En defensa de una metáfora | El Nuevo Siglo
Domingo, 19 de Abril de 2020

“Una guerra que hay que ganar y que anticipa otras”

Susan Sontag, la gran escritora estadounidense, autora de dos libros de imprescindible lectura en estos tiempos de confinamiento y pandemia (“La enfermedad y sus metáforas” y “El Sida y sus metáforas”, publicados en 1977 y 1988 respectivamente), recelaba sin ambages de la forma en que el diagnóstico y el tratamiento contra el cáncer -enfermedad que ella misma padeció- solía expresarse con metáforas provenientes del vocabulario militar:  “invasión tumoral”, “bombardeo radiológico”, “matar las células cancerosas”, “fortalecer las defensas”, y, en fin  -como si todas las demás no fueran ya suficientemente explícitas- “guerra contra el cáncer”.

No cabe duda de que si viviera aún, Sontag habría reiterado con vehemencia sus recelos.  Quizá habría escrito “La pandemia y sus metáforas”, y en sus páginas habría hecho eco de médicos y científicos, y de no pocos opinadores biempensantes y activistas comprometidos, que -por una pluralidad de razones y consideraciones, incluso contrarias- se quejan de la pervivencia, en el siglo XXI, de ese uso del lenguaje, del empleo de las metáforas bélicas para referirse a cuestiones de salud pública, cuyos orígenes rastreó hacia 1880.

Y, sin embargo, la situación en que la Covid-19 ha puesto al mundo es, quiérase o no, y más allá de toda metáfora, una situación de guerra.

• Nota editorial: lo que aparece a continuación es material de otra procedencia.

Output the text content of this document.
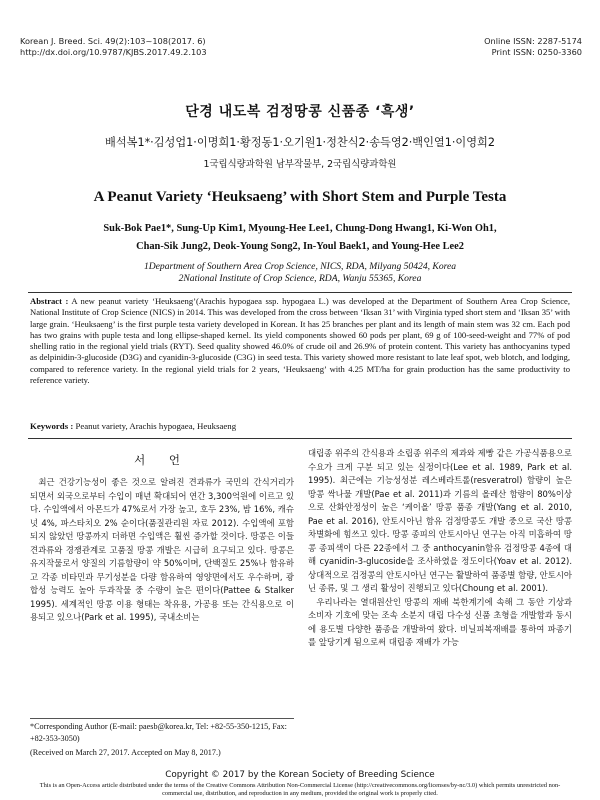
Korean J. Breed. Sci. 49(2):103~108(2017. 6)
http://dx.doi.org/10.9787/KJBS.2017.49.2.103
Online ISSN: 2287-5174
Print ISSN: 0250-3360
단경 내도복 검정땅콩 신품종 ‘흑생’
배석복1*·김성업1·이명희1·황정동1·오기원1·정찬식2·송득영2·백인열1·이영희2
1국립식량과학원 남부작물부, 2국립식량과학원
A Peanut Variety ‘Heuksaeng’ with Short Stem and Purple Testa
Suk-Bok Pae1*, Sung-Up Kim1, Myoung-Hee Lee1, Chung-Dong Hwang1, Ki-Won Oh1,
Chan-Sik Jung2, Deok-Young Song2, In-Youl Baek1, and Young-Hee Lee2
1Department of Southern Area Crop Science, NICS, RDA, Milyang 50424, Korea
2National Institute of Crop Science, RDA, Wanju 55365, Korea
Abstract : A new peanut variety ‘Heuksaeng’(Arachis hypogaea ssp. hypogaea L.) was developed at the Department of Southern Area Crop Science, National Institute of Crop Science (NICS) in 2014. This was developed from the cross between ‘Iksan 31’ with Virginia typed short stem and ‘Iksan 35’ with large grain. ‘Heuksaeng’ is the first purple testa variety developed in Korean. It has 25 branches per plant and its length of main stem was 32 cm. Each pod has two grains with puple testa and long ellipse-shaped kernel. Its yield components showed 60 pods per plant, 69 g of 100-seed-weight and 77% of pod shelling ratio in the regional yield trials (RYT). Seed quality showed 46.0% of crude oil and 26.9% of protein content. This variety has anthocyanins typed as delpinidin-3-glucoside (D3G) and cyanidin-3-glucoside (C3G) in seed testa. This variety showed more resistant to late leaf spot, web blotch, and lodging, compared to reference variety. In the regional yield trials for 2 years, ‘Heuksaeng’ with 4.25 MT/ha for grain production has the same productivity to reference variety.
Keywords : Peanut variety, Arachis hypogaea, Heuksaeng
서 언

최근 건강기능성이 좋은 것으로 알려진 견과류가 국민의 간식거리가 되면서 외국으로부터 수입이 매년 확대되어 연간 3,300억원에 이르고 있다. 수입액에서 아몬드가 47%로서 가장 높고, 호두 23%, 밤 16%, 캐슈넛 4%, 파스타치오 2% 순이다(품질관리원 자료 2012). 수입액에 포함되지 않았던 땅콩까지 더하면 수입액은 훨씬 증가할 것이다. 땅콩은 이들 견과류와 경쟁관계로 고품질 땅콩 개발은 시급히 요구되고 있다. 땅콩은 유지작물로서 양질의 기름함량이 약 50%이며, 단백질도 25%나 함유하고 각종 비타민과 무기성분을 다량 함유하여 영양면에서도 우수하며, 광합성 능력도 높아 두과작물 중 수량이 높은 편이다(Pattee & Stalker 1995). 세계적인 땅콩 이용 형태는 착유용, 가공용 또는 간식용으로 이용되고 있으나(Park et al. 1995), 국내소비는

대립종 위주의 간식용과 소립종 위주의 제과와 제빵 같은 가공식품용으로 수요가 크게 구분 되고 있는 실정이다(Lee et al. 1989, Park et al. 1995). 최근에는 기능성성분 레스베라트롤(resveratrol) 함량이 높은 땅콩 싹나물 개발(Pae et al. 2011)과 기름의 올레산 함량이 80%이상으로 산화안정성이 높은 ‘케이올’ 땅콩 품종 개발(Yang et al. 2010, Pae et al. 2016), 안토시아닌 함유 검정땅콩도 개발 중으로 국산 땅콩 차별화에 힘쓰고 있다. 땅콩 종피의 안토시아닌 연구는 아직 미흡하여 땅콩 종피색이 다른 22종에서 그 중 anthocyanin함유 검정땅콩 4종에 대해 cyanidin-3-glucoside을 조사하였을 정도이다(Yoav et al. 2012). 상대적으로 검정콩의 안토시아닌 연구는 활발하여 품종별 함량, 안토시아닌 종류, 및 그 생리 활성이 진행되고 있다(Choung et al. 2001).

우리나라는 열대원산인 땅콩의 재배 북한계기에 속해 그 동안 기상과 소비자 기호에 맞는 조속 소분지 대립 다수성 신품 초형을 개발함과 동시에 용도별 다양한 품종을 개발하여 왔다. 비닐피복재배를 통하여 파종기를 앞당기게 됨으로써 대립종 재배가 가능

*Corresponding Author (E-mail: paesb@korea.kr, Tel: +82-55-350-1215, Fax: +82-353-3050)
(Received on March 27, 2017. Accepted on May 8, 2017.)
Copyright © 2017 by the Korean Society of Breeding Science
This is an Open-Access article distributed under the terms of the Creative Commons Attribution Non-Commercial License (http://creativecommons.org/licenses/by-nc/3.0) which permits unrestricted non-commercial use, distribution, and reproduction in any medium, provided the original work is properly cited.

Es imperativo “contener” el avance de la pandemia.  Es preciso “asegurar” a las poblaciones en mayor riesgo, por ejemplo, sujetándolas a un confinamiento más severo.  Es necesario “salvaguardar” los sistemas de salud ante un eventual desbordamiento de la demanda de sus servicios, como consecuencia de un descontrolado aumento de la morbilidad.  Se requiere “blindar” al personal sanitario, proporcionándole “equipos” de “protección”: guantes, mascarillas y caretas, gafas de succión, pantallas faciales, trajes especiales… (Casco, cota, guardabrazos y manoplas, sobrevesta y quijote de la armadura de otros tiempos).  La pandemia deja a su paso “víctimas” y también “sobrevivientes”, “recuperados”.  Mientras se inventa o descubre la vacuna, hay que “desplegar” todos los recursos disponibles.  En el ámbito económico, hay que evitar la “destrucción” del empleo y del tejido empresarial que lo genera (verdaderos “daños colaterales” producidos por la pandemia y las medidas necesarias para “enfrentarla”).  Entre tanto, la “supervivencia” de la sociedad justifica la implementación de medidas “extraordinarias”.  Después, la sociedad en su conjunto tendrá que volcarse a la “reconstrucción”.

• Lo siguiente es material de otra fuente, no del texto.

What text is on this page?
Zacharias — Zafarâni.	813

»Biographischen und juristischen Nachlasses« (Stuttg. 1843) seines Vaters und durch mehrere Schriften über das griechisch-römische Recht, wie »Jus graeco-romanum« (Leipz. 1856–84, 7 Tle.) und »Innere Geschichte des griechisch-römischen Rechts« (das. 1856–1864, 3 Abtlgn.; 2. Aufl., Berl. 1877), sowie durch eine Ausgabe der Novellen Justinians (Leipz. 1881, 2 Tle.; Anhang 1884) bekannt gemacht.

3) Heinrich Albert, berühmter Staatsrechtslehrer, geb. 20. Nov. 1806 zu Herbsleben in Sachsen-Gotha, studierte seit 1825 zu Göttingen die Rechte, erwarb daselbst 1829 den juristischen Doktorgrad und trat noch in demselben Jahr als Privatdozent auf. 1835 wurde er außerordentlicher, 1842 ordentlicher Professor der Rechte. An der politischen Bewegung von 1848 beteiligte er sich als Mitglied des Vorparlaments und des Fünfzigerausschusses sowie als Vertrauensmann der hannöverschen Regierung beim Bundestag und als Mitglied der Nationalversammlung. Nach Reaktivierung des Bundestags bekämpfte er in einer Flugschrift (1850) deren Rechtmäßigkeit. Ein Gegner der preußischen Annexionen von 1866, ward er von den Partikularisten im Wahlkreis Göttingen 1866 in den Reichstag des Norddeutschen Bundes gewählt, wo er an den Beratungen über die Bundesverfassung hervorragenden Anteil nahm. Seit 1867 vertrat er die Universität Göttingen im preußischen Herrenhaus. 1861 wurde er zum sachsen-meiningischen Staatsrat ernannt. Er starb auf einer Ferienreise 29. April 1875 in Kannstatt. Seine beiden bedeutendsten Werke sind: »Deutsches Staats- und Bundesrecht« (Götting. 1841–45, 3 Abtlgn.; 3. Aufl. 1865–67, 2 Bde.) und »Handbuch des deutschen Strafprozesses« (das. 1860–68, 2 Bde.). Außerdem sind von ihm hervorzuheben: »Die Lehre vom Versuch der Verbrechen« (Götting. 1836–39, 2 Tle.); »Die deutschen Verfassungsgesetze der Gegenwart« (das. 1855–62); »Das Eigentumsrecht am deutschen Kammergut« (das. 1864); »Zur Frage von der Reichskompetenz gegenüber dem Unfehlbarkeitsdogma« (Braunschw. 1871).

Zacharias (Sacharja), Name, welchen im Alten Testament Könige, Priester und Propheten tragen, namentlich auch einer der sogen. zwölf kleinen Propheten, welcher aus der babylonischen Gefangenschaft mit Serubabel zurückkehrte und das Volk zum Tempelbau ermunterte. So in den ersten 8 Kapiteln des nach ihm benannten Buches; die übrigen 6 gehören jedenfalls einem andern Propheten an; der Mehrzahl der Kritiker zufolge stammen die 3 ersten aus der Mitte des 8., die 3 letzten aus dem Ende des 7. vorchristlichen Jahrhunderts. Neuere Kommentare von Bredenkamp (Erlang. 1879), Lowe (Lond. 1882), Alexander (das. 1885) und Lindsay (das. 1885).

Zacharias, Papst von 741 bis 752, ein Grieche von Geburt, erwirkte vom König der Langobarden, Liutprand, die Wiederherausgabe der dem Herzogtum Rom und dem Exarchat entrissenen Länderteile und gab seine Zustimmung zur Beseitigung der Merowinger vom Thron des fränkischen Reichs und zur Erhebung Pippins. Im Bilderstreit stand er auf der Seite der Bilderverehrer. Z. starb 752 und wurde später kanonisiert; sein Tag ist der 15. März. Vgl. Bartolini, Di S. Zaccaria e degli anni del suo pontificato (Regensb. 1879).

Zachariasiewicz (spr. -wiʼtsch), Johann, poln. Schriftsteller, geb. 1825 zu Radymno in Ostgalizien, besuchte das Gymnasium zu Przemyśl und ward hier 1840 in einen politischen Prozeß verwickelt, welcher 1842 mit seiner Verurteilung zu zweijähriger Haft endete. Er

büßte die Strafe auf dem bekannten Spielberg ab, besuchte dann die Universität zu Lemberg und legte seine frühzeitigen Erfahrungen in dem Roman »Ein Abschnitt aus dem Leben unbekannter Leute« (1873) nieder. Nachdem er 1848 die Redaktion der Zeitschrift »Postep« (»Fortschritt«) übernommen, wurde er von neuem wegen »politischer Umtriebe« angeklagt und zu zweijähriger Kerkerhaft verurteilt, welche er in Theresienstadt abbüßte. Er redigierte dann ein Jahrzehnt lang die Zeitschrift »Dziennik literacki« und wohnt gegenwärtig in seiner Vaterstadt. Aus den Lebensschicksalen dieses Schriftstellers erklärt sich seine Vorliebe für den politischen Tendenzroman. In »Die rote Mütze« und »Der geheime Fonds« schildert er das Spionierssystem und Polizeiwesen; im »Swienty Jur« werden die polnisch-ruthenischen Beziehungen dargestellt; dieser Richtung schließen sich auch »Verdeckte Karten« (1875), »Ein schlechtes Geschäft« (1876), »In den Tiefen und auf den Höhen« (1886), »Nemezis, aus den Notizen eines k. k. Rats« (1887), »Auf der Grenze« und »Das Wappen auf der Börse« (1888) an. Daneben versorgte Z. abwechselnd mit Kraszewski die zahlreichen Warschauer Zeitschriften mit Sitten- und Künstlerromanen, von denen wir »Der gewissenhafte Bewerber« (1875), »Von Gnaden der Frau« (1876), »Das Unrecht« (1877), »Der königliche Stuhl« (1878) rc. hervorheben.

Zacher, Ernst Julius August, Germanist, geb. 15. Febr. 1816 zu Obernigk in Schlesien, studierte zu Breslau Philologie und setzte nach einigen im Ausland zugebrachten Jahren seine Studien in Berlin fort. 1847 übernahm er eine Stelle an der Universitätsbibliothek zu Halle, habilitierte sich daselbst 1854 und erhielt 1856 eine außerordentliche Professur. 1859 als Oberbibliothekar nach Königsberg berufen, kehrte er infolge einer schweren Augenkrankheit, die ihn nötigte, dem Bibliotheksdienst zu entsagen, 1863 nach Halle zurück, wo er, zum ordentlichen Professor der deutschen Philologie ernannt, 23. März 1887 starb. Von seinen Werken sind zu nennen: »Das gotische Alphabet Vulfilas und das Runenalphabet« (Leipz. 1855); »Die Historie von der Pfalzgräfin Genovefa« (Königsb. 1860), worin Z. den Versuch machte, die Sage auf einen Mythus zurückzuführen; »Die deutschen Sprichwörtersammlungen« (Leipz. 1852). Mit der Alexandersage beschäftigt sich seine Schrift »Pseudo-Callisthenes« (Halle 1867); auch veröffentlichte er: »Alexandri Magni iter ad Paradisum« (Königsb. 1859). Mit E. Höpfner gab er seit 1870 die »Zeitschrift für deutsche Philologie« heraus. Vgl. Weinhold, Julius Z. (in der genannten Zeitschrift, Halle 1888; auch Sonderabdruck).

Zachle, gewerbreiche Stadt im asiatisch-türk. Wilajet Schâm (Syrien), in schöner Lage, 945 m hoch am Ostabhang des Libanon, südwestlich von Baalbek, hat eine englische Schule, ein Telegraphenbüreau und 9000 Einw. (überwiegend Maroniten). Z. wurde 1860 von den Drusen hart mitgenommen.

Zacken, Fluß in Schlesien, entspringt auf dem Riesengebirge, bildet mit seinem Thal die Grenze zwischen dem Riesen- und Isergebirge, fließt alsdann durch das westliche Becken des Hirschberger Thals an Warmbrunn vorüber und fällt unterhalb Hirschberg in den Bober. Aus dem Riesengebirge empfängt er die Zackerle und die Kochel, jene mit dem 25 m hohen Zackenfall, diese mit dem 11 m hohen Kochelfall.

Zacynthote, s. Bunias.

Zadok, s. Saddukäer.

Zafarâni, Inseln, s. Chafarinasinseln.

Pero, sobre todo: cuando se ven confrontados a la más dura realidad, cuando se ven forzados a tomar decisiones límite en situaciones precarias e inciertas -como elegir qué enfermo debe recibir o no tratamiento-, los médicos se mueven en un plano ético que sólo conocen, con toda su complejidad y su pasmoso peso en la conciencia, los soldados que han estado en un campo de combate.

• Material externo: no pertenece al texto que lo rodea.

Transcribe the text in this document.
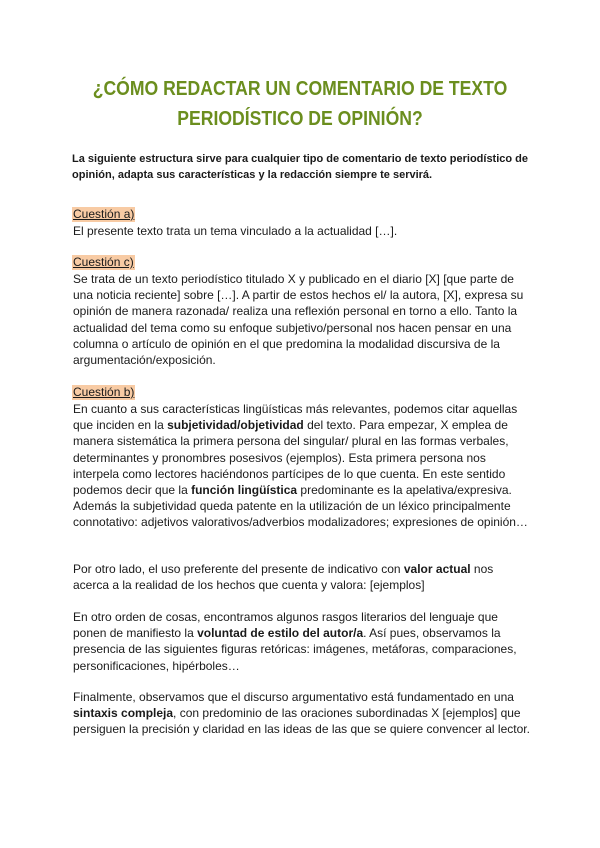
¿CÓMO REDACTAR UN COMENTARIO DE TEXTO
PERIODÍSTICO DE OPINIÓN?

La siguiente estructura sirve para cualquier tipo de comentario de texto periodístico de opinión, adapta sus características y la redacción siempre te servirá.

Cuestión a)

El presente texto trata un tema vinculado a la actualidad […].

Cuestión c)

Se trata de un texto periodístico titulado X y publicado en el diario [X] [que parte de una noticia reciente] sobre […]. A partir de estos hechos el/ la autora, [X], expresa su opinión de manera razonada/ realiza una reflexión personal en torno a ello. Tanto la actualidad del tema como su enfoque subjetivo/personal nos hacen pensar en una columna o artículo de opinión en el que predomina la modalidad discursiva de la argumentación/exposición.

Cuestión b)

En cuanto a sus características lingüísticas más relevantes, podemos citar aquellas que inciden en la subjetividad/objetividad del texto. Para empezar, X emplea de manera sistemática la primera persona del singular/ plural en las formas verbales, determinantes y pronombres posesivos (ejemplos). Esta primera persona nos interpela como lectores haciéndonos partícipes de lo que cuenta. En este sentido podemos decir que la función lingüística predominante es la apelativa/expresiva. Además la subjetividad queda patente en la utilización de un léxico principalmente connotativo: adjetivos valorativos/adverbios modalizadores; expresiones de opinión…

Por otro lado, el uso preferente del presente de indicativo con valor actual nos acerca a la realidad de los hechos que cuenta y valora: [ejemplos]

En otro orden de cosas, encontramos algunos rasgos literarios del lenguaje que ponen de manifiesto la voluntad de estilo del autor/a. Así pues, observamos la presencia de las siguientes figuras retóricas: imágenes, metáforas, comparaciones, personificaciones, hipérboles…

Finalmente, observamos que el discurso argumentativo está fundamentado en una sintaxis compleja, con predominio de las oraciones subordinadas X [ejemplos] que persiguen la precisión y claridad en las ideas de las que se quiere convencer al lector.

Si esto no es una guerra, ¿entonces qué?

Es comprensible, no obstante, que la metáfora de la guerra genere toda suerte de resistencias.

En el mundo de hoy parece haberse olvidado el carácter heroico de la guerra, acaso porque las guerras de hoy son, en muchos aspectos, post-heroicas.  Se ha olvidado también que a lo largo de la historia de la humanidad ha habido guerras no sólo necesarias, sino justas.  Guerras que había que ganar -como lo sugiere el título de la obra de Williamson Murray y Allan Millett sobre la II Guerra Mundial- porque en ellas se jugaba la suerte toda de la civilización.  El imperio de la neurastenia y de la sensiblería, que se ha extendido a una velocidad sorprendente durante los últimos años, colonizando la mente de las nuevas generaciones, ha acabado por incluir la palabra misma en su voluminoso índice de vocablos prohibidos.

Y aun así, la coyuntura en que se encuentra el mundo, es una guerra.  Una guerra en la que abundan sacrificios y esfuerzos heroicos; y en la que también hay, como en todas las guerras, no pocas mezquindades anti-heroicas.  Una guerra que hay que ganar, y que también entraña un reclamo de justicia para los más vulnerables, para quienes más sufren (y sufrirán) el peso del desastre.  Una guerra de la que depende la supervivencia de muchos seres humanos, y que prefigura otras que, en terrenos como el del cambio climático, será imperativo librar.